Prichard recommends residents work with their neighbors to remove burnable vegetation and organic waste, and to get rid of so-called “ember traps” such as double fencing that can route fires straight to homes. Prichard pointed to research by Crystal Kolden, a “pyrogeographer” and associate professor at the University of California Merced, whose work focuses on understanding wildfire intersections with the human environment. Kolden has argued that proper vegetation management could have greatly lessened the impact of the L.A. fires. As she recently wrote on Bluesky, “These places will see fire again. I have no doubt. But I also know that you can rebuild and manage the land so that next time the houses won't burn down. I've seen it work.”

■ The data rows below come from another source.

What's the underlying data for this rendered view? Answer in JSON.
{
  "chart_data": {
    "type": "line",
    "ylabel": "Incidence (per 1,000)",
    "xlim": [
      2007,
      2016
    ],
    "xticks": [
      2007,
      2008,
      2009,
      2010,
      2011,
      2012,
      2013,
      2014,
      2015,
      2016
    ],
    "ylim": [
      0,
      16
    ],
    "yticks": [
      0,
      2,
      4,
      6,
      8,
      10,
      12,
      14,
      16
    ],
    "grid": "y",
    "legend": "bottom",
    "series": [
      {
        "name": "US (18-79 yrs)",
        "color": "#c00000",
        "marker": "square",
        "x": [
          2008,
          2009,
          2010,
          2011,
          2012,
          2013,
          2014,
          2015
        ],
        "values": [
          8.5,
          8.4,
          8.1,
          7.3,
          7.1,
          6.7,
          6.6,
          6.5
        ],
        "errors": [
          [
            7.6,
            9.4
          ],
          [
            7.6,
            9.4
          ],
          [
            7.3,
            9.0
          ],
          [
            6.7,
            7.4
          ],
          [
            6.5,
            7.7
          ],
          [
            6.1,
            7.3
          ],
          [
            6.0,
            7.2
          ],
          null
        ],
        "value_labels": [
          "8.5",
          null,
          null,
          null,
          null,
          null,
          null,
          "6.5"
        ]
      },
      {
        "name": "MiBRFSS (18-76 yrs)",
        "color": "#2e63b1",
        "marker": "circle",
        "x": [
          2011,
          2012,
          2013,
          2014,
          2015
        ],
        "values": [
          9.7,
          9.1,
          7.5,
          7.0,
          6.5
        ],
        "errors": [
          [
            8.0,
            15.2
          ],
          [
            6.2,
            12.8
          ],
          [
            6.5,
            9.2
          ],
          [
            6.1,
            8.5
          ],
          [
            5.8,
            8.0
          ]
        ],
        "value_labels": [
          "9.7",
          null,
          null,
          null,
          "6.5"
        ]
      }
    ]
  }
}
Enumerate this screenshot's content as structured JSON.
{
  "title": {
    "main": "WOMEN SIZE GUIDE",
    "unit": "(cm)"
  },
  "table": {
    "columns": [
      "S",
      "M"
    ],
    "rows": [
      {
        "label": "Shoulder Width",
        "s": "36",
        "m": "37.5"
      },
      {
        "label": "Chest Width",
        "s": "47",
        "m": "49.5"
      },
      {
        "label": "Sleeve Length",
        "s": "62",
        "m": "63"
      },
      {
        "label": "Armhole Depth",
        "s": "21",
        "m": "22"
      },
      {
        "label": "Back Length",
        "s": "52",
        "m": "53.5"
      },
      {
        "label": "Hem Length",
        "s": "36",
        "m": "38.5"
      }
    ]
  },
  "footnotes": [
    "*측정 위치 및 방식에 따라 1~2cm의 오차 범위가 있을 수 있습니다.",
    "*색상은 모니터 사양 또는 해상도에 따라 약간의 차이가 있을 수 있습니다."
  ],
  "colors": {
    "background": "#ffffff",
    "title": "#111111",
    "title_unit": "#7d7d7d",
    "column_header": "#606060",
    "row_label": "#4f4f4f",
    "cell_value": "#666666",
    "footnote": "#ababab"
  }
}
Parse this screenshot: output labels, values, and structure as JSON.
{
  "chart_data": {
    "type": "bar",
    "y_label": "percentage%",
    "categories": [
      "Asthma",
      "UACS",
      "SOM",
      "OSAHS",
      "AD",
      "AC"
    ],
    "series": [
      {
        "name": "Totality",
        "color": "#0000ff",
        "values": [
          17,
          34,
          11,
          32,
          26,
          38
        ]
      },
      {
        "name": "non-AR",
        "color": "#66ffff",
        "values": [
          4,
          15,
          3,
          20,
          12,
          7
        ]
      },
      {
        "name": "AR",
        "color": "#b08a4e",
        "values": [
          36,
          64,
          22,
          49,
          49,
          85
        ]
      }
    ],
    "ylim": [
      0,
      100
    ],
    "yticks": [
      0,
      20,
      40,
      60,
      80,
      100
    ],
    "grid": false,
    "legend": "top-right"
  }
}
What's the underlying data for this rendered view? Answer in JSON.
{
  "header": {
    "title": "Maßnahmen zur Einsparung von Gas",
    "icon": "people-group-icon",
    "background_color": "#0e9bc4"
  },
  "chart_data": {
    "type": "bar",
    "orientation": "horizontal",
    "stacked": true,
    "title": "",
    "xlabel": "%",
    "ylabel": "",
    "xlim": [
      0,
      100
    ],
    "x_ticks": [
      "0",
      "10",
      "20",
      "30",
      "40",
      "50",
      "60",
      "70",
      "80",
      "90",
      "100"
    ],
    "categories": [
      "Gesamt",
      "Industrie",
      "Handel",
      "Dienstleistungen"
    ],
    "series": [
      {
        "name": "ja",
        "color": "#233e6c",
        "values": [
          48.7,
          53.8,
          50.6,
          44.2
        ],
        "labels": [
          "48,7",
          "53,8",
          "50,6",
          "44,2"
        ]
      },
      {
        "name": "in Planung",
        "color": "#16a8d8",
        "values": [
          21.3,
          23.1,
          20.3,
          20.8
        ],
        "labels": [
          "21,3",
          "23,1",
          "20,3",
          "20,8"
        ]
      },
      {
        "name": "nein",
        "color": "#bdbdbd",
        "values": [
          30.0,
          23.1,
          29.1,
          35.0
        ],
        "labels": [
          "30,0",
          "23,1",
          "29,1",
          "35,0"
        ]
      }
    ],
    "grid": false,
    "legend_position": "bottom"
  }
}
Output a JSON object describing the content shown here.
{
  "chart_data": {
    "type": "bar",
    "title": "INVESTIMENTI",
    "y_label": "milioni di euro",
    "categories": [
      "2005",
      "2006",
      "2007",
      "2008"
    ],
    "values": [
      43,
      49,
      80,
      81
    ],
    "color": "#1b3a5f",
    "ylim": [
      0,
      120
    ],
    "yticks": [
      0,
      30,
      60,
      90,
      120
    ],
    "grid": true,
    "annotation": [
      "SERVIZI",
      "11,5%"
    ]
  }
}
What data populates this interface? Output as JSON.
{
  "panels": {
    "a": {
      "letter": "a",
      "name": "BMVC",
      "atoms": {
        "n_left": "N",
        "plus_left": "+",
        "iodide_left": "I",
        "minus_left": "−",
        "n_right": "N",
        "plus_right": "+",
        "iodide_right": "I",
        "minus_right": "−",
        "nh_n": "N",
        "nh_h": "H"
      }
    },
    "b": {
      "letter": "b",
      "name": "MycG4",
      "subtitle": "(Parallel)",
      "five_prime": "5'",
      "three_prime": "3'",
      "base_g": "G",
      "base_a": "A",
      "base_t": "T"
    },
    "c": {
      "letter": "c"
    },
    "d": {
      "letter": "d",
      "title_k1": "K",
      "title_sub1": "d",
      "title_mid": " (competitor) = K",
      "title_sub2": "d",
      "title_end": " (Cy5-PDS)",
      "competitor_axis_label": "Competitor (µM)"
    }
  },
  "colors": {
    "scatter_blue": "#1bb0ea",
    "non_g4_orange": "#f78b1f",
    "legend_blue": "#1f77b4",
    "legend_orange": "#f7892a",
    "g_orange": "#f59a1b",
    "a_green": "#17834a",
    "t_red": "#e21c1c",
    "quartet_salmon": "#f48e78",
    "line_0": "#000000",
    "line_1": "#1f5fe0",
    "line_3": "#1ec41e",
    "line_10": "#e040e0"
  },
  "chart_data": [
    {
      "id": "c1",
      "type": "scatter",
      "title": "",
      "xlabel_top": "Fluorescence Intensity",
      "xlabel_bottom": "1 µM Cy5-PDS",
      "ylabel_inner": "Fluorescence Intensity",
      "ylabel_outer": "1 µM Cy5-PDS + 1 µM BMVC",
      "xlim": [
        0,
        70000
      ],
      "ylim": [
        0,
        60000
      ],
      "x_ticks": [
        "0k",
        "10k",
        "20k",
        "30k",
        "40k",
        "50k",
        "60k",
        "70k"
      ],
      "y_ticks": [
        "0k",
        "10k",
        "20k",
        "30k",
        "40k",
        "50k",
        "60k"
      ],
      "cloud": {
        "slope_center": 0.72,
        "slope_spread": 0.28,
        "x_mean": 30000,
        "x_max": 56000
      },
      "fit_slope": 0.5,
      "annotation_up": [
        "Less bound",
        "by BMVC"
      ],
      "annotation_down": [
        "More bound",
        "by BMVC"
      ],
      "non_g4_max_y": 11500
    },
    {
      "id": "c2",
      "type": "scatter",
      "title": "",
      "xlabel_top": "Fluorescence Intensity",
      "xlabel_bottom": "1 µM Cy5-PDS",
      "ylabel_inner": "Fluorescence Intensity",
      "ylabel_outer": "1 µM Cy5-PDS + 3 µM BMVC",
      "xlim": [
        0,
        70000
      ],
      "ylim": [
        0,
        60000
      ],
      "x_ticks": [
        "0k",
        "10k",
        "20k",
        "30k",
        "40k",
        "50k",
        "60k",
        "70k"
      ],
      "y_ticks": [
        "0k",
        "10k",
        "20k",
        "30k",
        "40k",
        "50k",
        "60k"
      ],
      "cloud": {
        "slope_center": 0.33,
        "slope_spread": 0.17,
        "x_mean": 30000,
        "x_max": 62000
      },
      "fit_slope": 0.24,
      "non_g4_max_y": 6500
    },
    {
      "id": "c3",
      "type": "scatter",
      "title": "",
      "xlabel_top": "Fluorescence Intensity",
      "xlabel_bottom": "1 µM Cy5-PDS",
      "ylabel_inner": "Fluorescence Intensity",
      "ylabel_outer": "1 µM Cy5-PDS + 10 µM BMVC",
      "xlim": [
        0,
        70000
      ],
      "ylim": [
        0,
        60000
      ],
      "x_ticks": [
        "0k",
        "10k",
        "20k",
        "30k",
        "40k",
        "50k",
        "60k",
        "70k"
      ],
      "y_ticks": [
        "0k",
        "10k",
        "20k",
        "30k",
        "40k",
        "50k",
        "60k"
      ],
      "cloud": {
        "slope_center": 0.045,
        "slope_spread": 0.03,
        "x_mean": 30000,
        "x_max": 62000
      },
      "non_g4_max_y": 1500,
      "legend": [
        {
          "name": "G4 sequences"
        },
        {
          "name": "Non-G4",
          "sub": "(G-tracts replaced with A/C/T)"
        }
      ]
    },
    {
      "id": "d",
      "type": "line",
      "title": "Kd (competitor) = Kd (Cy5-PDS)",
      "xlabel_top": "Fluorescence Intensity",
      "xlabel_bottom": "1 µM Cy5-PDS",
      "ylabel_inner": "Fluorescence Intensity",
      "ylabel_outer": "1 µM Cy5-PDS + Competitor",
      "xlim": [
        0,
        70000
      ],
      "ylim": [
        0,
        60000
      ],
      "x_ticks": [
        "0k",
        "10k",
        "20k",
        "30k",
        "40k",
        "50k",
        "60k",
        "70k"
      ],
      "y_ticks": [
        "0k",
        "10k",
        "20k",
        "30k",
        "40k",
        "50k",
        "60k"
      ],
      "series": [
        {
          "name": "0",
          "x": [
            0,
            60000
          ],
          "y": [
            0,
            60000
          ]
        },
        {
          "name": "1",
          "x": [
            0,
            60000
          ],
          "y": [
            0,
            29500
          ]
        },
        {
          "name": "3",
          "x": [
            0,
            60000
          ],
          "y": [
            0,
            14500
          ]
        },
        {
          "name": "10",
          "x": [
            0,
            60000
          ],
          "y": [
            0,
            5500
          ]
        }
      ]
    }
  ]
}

Keeley pointed to the 2017 Thomas Fire in Ventura and Santa Barbara Counties, however, as an example of the futility of firebreaks and prescribed burns in extreme situations. That fire also ignited outside of what’s normally considered fire season, in December. “There were thousands of acres that had been prescribed burned near the eastern edge of that fire perimeter in the decade prior to ignition,” Keeley explained to Emily. “Once that fire was ignited, the winds were so powerful it just blew the embers right across the prescribed burn area and resulted in one of the largest wildfires that we've had in Southern California.”
Kolden, however, reads the Thomas Fire as a more optimistic story. As she wrote in a case report on the fire published in 2019, “Despite the extreme wind conditions and interviewee estimates of potentially hundreds of homes being consumed, only seven primary residences were destroyed by the Thomas Fire, and firefighters indicated that pre-fire mitigation activities played a clear, central role in the outcomes observed.” While the paper didn’t focus on controlled burns, mitigation activities discussed include reducing vegetation around homes and roads, as well as common-sense actions such as increasing community planning and preparedness, public education around fire safety, and arguably most importantly, adopting and enforcing fire-resistant building codes.
So while blaming decades of forestry mismanagement for major fires is frequently accurate, in Southern California the villains in this narrative can be trickier to pin down. Is it the fault of the winds? The droughts? The humans who want to live in beautiful but acutely fire-prone areas? The planning agencies that allow people to fulfill those risky dreams?
Prichard still maintains that counties and the state government can be doing a whole lot more to encourage fuel reduction. “That might not be prescribed burning, that might actually be ongoing mastication of some of the really big chaparral, so that It's not possible for really tall, developed, even senescent vegetation — meaning having a lot of dead material in it — to burn that big right next to homes.”
From Hurteau’s perspective though, far and away the most effective solution would be simply building structures to be much more fire-resilient than they are today. “Society has chosen to build into a very flammable environment,” Hurteau put it. California’s population has increased over 160% since the 1950’s, far outpacing the country overall and pushing development further and further out into areas that border forests, chaparral, and grasslands. “As people rebuild after what's going to be great tragedy, how do you reenvision the built environment so that this becomes less likely to occur in the future?”